La Plate-forme interculturelle Rich&Co Editions porte le nom d’édition pour se différencier des blogs d’Art et de Littérature. Notre contenu est exclusif et collaboratif. On crée des articles qui sont quelque part des œuvres à part entière, co-construites avec les artistes que l’on publie de manière exclusive et originale. C’est en cela que l’on peut se permettre de s’appeler Editions.

 

Dàrio : quel est ton top dix, cinq ou trois de livres ?

 Richard Palachak : sans hésiter :

  1. Voyage au bout de la nuit de Céline,

  2. Les contes de la folie ordinaire de Bukowski

  3. et Sur la route de Jack Kerouac.

Mais il y en a beaucoup d’autres…

 

 

 

EXTRAIT :

Fragments de Nuit, inutiles et mal écrits (49) :

« Un mélange d’avancement trop rapide et de passé immuable, où les buildings côtoient des vestiges médiévaux et le gigantisme soviétique des quatre voies en lacets bouclés. Puis des blocs administratifs d’entreprises du monde entier, le château et son Stare Mesto pittoresque, un océan d’immeubles déglingués à perte de vue, le beau Danube bleu qui vire au marron sous la pollution des picaillons européens, des centres commerciaux féroces et titanesques, des usines de tout et de rien et surtout de partout, des zones d’activité cyniques et démesurées, les fameux trams et trolleys rouges plus explosifs et plus forcenés que jamais, les bagnoles toujours plus fumeuses et les antennes relais toujours plus populeuses, et les éoliennes vertigineuses qui poussent sur le terreau moisi la piétaille empressée, du bordel et du bruit, des odeurs acres et des visions stroboscopiques, autrement dit le futurisme malhonnête et la nostalgie artificieuse, le tout gribouillé sur un même faux papier jauni de liseuse numérique dégénérée, convulsionnant l’avenir dans la nuit du Nouveau Monde. » Richard Palachak

 

Dàrio : peux-tu me parler et identifier ton travail avec Black-Out éditions ?

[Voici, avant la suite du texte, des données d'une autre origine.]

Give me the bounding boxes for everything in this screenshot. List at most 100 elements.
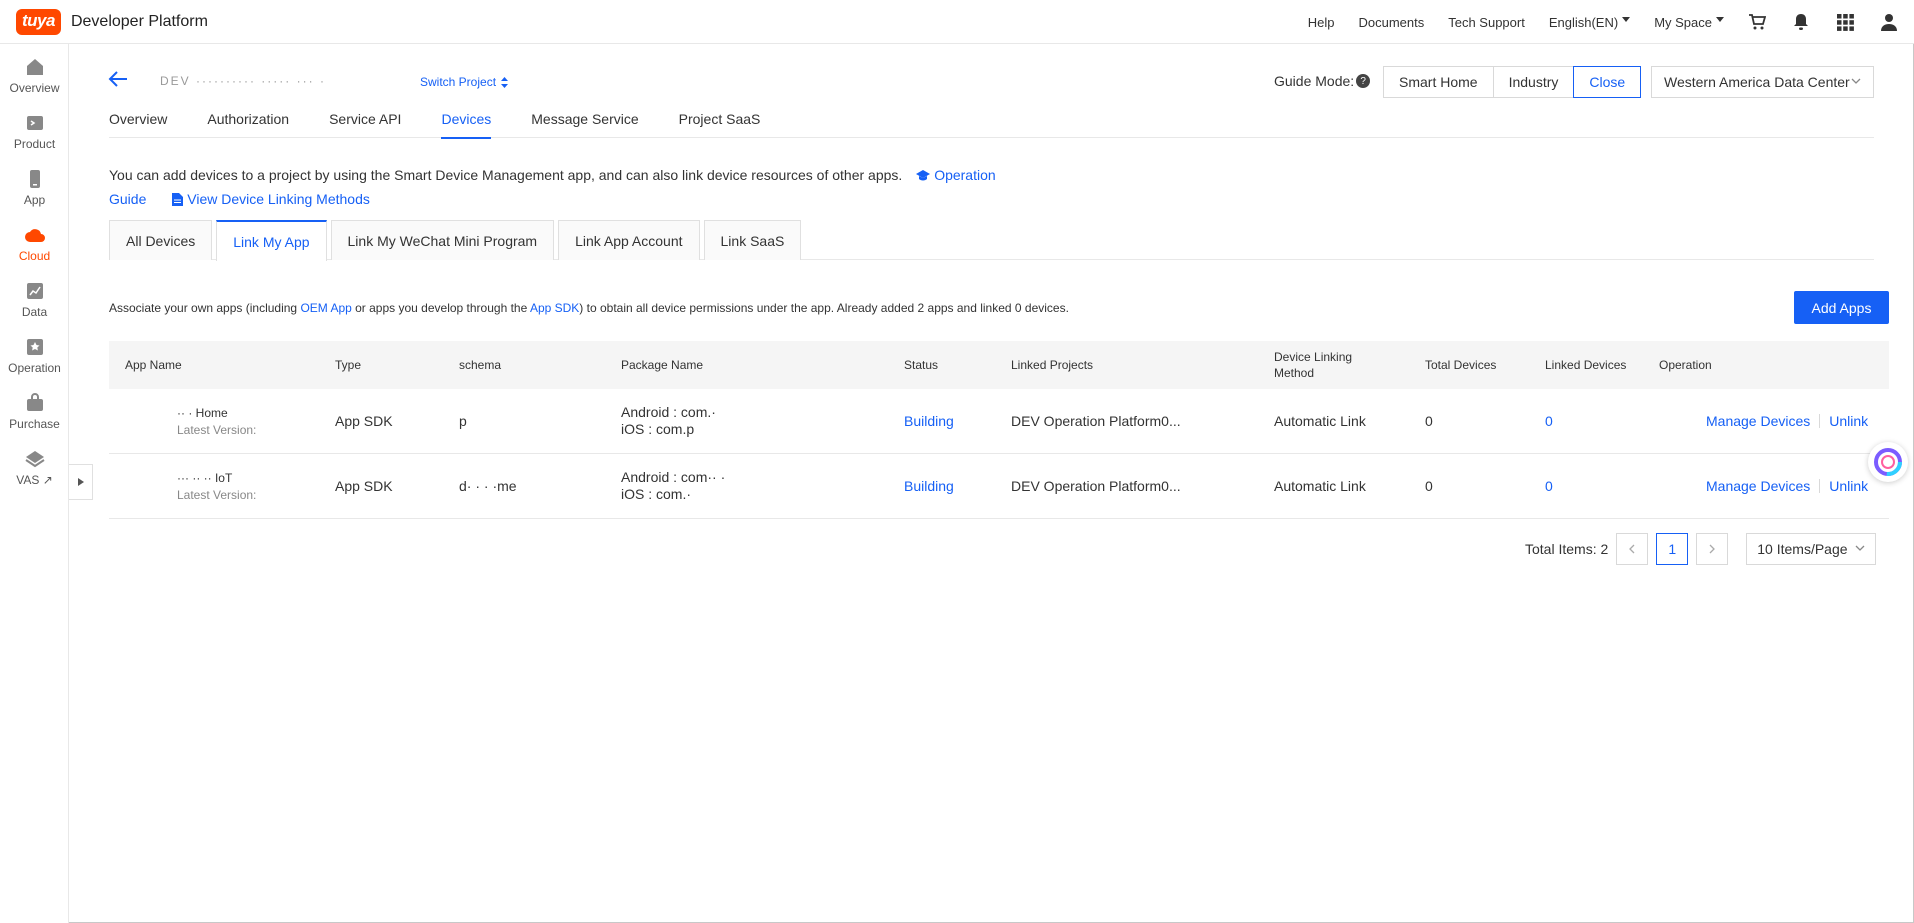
subtab-link-saas[interactable]: Link SaaS: [703, 220, 802, 260]
caret-down-icon: [1716, 16, 1724, 22]
sidebar-item-cloud[interactable]: Cloud: [0, 216, 69, 272]
android-package: Android : com·· ·: [621, 469, 726, 485]
data-center-select[interactable]: Western America Data Center: [1651, 66, 1874, 98]
sidebar-item-label: VAS ↗: [16, 473, 53, 487]
page-button[interactable]: 1: [1656, 533, 1689, 565]
cloud-icon: [24, 229, 45, 242]
operation-icon: [26, 339, 43, 355]
sidebar-item-purchase[interactable]: Purchase: [0, 384, 69, 440]
sidebar-item-label: Product: [13, 137, 56, 151]
subtab-link-app-account[interactable]: Link App Account: [558, 220, 700, 260]
top-bar: tuya Developer Platform Help Documents T…: [0, 0, 1914, 44]
assoc-text-1: Associate your own apps (including: [109, 301, 301, 315]
vas-icon: [24, 451, 45, 468]
subtab-link-my-app[interactable]: Link My App: [216, 220, 327, 261]
android-package: Android : com.·: [621, 404, 716, 420]
tab-devices[interactable]: Devices: [441, 100, 491, 139]
assoc-text-3: ) to obtain all device permissions under…: [579, 301, 1069, 315]
cart-icon[interactable]: [1746, 11, 1768, 33]
guide-option-industry[interactable]: Industry: [1492, 66, 1575, 98]
header-app-name: App Name: [125, 358, 182, 372]
help-icon[interactable]: ?: [1356, 74, 1371, 88]
apps-grid-icon[interactable]: [1834, 11, 1856, 33]
ios-package: iOS : com.·: [621, 486, 692, 502]
app-title: Developer Platform: [70, 12, 208, 30]
tab-project-saas[interactable]: Project SaaS: [679, 100, 761, 138]
associate-apps-description: Associate your own apps (including OEM A…: [109, 301, 1069, 315]
view-linking-methods-link[interactable]: View Device Linking Methods: [187, 191, 370, 207]
page-size-select[interactable]: 10 Items/Page: [1746, 533, 1877, 565]
tab-message-service[interactable]: Message Service: [531, 100, 638, 138]
status-link[interactable]: Building: [904, 389, 954, 453]
sidebar-item-vas[interactable]: VAS ↗: [0, 440, 69, 496]
manage-devices-link[interactable]: Manage Devices: [1706, 478, 1810, 494]
unlink-link[interactable]: Unlink: [1829, 413, 1868, 429]
prev-page-button[interactable]: [1616, 533, 1649, 565]
bell-icon[interactable]: [1790, 11, 1812, 33]
sidebar-item-operation[interactable]: Operation: [0, 328, 69, 384]
project-name: DEV ·········· ····· ··· ·: [160, 74, 326, 88]
sidebar-item-data[interactable]: Data: [0, 272, 69, 328]
header-type: Type: [335, 358, 362, 372]
linked-devices-link[interactable]: 0: [1545, 454, 1553, 518]
table-row: ·· · Home Latest Version: App SDK p Andr…: [109, 389, 1889, 454]
header-total-devices: Total Devices: [1425, 358, 1497, 372]
header-schema: schema: [459, 358, 502, 372]
operation-guide-link-cont[interactable]: Guide: [109, 191, 146, 207]
sidebar-item-product[interactable]: Product: [0, 104, 69, 160]
guide-option-close[interactable]: Close: [1573, 66, 1642, 98]
row-operations: Manage Devices Unlink: [1706, 454, 1868, 518]
next-page-button[interactable]: [1696, 533, 1729, 565]
pagination: Total Items: 2 1 10 Items/Page: [1525, 533, 1877, 565]
guide-option-smart-home[interactable]: Smart Home: [1383, 66, 1494, 98]
caret-right-icon: [77, 478, 84, 486]
guide-mode-label: Guide Mode:: [1274, 73, 1355, 89]
divider: [1819, 479, 1821, 493]
total-items: Total Items: 2: [1525, 541, 1609, 557]
tab-service-api[interactable]: Service API: [329, 100, 401, 138]
my-space-dropdown[interactable]: My Space: [1654, 15, 1724, 30]
external-link-icon: ↗: [42, 473, 53, 487]
total-devices: 0: [1425, 478, 1433, 494]
language-dropdown[interactable]: English(EN): [1549, 15, 1631, 30]
help-link[interactable]: Help: [1308, 15, 1335, 30]
oem-app-link[interactable]: OEM App: [300, 301, 351, 315]
app-name-cell: ··· ·· ·· IoT Latest Version:: [125, 454, 256, 518]
status-link[interactable]: Building: [904, 454, 954, 518]
devices-intro: You can add devices to a project by usin…: [109, 164, 1069, 212]
app-icon: [29, 170, 40, 188]
back-arrow-icon[interactable]: [108, 70, 128, 91]
manage-devices-link[interactable]: Manage Devices: [1706, 413, 1810, 429]
sidebar-item-overview[interactable]: Overview: [0, 48, 69, 104]
unlink-link[interactable]: Unlink: [1829, 478, 1868, 494]
my-space-label: My Space: [1654, 14, 1712, 30]
assoc-text-2: or apps you develop through the: [351, 301, 530, 315]
documents-link[interactable]: Documents: [1358, 15, 1424, 30]
sidebar-item-app[interactable]: App: [0, 160, 69, 216]
sidebar-collapse-button[interactable]: [69, 464, 93, 500]
linking-method: Automatic Link: [1274, 413, 1366, 429]
tab-overview[interactable]: Overview: [109, 100, 167, 138]
subtab-all-devices[interactable]: All Devices: [109, 220, 213, 260]
row-operations: Manage Devices Unlink: [1706, 389, 1868, 453]
tech-support-link[interactable]: Tech Support: [1448, 15, 1525, 30]
add-apps-button[interactable]: Add Apps: [1794, 291, 1889, 324]
assistant-icon: [1874, 448, 1902, 476]
header-device-linking-method: Device Linking Method: [1274, 350, 1353, 380]
subtab-link-wechat-mini-program[interactable]: Link My WeChat Mini Program: [330, 220, 555, 260]
sort-icon: [501, 76, 509, 88]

Richard Palachak :  la rencontre entre un éditeur et un écrivain est affaire de connectivité et d’affect réciproque. J’adore le travail de Black-out Editions, et je pense que mon éditeur apprécie également le mien. Actuellement, on réalise une chronique hebdomadaire sur le site de la maison d’édition tous les mardis, « Les Fragments de Nuit, inutiles et mal écrits », en collaboration avec mon ami photographe Simon Woolf (dont je suis un fan absolu). Un recueil de Nouvelles sortira en début d’année 2018 (toujours illustré par Simon Woolf) et la suite en 2019. Après on verra, on se laisse porter. Il y a plein de projets, d’idées possibles et imaginables. J’ai déjà 2 romans d’avance et mon éditeur a plus d’un tour dans son sac. Je suis persuadé que l’histoire ne fait que commencer.